Everything the artworld doesn't want you to know

Everything the artworld doesn't want you to know

Film Column

"Wuthering Heights"

John McDonald's avatar
John McDonald
Feb 16, 2026
∙ Paid
Heathcliff and Cathy are so embarrassed by this film, they don’t know where to look

Searching for redeeming features in Emerald Fennell’s ‘Wuthering Heights’, I could only feel grateful the film gave me an excuse to read Emily Brontë’s book for the fourth time. Wuthering Heights, devoid of the coy inverted commas is, without doubt, one of the greatest novels in the English language. Written by a 27-year-old virgin who would die at the age of 30, it’s a book in which sex and death inhabit every chapter. Although the author spent all but a small part of her life in a lonely parsonage on the Yorkshire moors, she left us a tale that is just as strange and powerful today as it was on first publication in 1847.

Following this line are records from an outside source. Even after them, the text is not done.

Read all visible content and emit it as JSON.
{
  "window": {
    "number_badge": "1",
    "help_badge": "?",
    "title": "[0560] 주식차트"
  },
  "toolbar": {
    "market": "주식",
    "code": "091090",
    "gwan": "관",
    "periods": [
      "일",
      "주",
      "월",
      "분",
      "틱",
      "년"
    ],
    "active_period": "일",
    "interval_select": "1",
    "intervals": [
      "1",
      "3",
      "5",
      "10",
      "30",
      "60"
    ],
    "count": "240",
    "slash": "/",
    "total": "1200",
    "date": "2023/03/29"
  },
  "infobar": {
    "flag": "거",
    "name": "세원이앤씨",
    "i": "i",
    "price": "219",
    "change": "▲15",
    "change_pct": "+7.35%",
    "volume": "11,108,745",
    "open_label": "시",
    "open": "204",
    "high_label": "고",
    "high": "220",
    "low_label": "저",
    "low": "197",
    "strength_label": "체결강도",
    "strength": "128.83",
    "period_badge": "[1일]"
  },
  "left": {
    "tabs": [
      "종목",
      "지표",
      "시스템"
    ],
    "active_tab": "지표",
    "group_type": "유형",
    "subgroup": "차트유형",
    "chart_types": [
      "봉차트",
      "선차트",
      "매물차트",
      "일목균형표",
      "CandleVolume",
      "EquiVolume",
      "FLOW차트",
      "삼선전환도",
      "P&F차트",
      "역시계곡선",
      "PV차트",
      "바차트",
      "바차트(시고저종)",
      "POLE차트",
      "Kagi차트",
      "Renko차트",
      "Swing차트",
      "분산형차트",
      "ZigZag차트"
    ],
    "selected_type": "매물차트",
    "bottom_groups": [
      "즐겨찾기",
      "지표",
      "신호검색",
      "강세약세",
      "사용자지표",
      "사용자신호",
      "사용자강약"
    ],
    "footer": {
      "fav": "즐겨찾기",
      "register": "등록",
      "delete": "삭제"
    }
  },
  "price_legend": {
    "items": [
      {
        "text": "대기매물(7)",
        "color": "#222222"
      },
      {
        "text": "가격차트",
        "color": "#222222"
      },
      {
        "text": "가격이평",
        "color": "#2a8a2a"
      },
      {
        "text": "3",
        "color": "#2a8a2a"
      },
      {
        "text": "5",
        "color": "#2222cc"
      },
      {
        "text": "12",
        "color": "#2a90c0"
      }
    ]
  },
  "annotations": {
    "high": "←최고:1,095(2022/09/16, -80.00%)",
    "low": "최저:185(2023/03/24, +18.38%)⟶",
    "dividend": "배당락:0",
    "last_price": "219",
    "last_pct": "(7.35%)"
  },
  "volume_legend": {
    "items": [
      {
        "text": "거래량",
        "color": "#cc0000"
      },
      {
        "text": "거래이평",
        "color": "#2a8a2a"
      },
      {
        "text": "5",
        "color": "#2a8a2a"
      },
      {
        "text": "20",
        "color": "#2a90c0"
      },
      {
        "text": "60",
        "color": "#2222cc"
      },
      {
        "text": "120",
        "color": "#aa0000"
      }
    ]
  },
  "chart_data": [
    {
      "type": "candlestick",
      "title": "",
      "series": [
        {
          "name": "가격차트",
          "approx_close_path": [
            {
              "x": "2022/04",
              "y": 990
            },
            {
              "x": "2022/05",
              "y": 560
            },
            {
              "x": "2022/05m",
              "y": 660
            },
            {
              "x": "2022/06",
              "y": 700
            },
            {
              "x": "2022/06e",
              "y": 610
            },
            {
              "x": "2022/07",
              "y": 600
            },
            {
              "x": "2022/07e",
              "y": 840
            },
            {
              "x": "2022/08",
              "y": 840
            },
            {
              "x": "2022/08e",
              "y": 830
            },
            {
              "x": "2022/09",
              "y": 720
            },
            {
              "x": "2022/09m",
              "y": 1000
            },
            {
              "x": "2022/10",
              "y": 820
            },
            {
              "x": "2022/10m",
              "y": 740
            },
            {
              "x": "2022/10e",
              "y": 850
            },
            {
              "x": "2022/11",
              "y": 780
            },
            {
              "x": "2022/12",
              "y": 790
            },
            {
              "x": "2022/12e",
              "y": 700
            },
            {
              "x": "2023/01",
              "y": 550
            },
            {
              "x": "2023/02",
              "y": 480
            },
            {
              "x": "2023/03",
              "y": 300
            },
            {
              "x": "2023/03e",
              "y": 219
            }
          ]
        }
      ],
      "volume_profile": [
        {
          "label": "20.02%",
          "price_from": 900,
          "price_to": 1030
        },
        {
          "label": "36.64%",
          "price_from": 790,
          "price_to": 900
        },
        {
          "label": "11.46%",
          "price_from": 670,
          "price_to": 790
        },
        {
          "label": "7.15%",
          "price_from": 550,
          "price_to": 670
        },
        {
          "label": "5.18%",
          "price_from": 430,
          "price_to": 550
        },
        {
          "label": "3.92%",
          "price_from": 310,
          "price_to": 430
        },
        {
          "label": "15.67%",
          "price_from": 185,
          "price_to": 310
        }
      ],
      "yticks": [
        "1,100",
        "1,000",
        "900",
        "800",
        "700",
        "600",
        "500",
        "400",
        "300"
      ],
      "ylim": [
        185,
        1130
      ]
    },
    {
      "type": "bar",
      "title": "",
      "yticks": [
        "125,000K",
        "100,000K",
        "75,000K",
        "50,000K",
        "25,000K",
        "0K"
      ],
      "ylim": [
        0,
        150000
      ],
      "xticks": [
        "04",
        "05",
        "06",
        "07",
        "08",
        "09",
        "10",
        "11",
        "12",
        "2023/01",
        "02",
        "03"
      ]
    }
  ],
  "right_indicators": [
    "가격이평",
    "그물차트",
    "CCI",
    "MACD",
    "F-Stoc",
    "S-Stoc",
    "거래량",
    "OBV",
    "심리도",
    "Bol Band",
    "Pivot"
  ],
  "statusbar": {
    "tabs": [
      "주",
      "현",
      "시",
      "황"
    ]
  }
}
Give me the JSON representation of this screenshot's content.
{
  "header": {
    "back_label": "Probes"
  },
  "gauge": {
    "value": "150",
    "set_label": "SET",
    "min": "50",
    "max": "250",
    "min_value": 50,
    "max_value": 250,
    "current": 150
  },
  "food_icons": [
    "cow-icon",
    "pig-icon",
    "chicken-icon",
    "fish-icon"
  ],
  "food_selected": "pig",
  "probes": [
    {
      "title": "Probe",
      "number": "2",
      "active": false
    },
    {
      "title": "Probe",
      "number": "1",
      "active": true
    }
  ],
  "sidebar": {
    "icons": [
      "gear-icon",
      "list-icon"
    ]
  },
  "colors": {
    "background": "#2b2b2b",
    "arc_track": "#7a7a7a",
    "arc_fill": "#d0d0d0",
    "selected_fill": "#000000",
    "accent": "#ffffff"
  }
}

One of the definitions of a classic is that one may return to it again and again, always finding something new. Wuthering Heights is that kind of book. At the other end of the scale, Fennell’s sexed-up, celebrity vehicle for Margot Robbie and Jacob Elordi is the definition of trash.

At the risk of sounding too portentous, I’d go even further. This film is not simply a travesty it’s an act of desecration. It takes what has always been for me, and I’m sure for countless others, a sacred book and turns it into a soulless extended video clip in which everything that Emily Brontë created is systematically vandalised.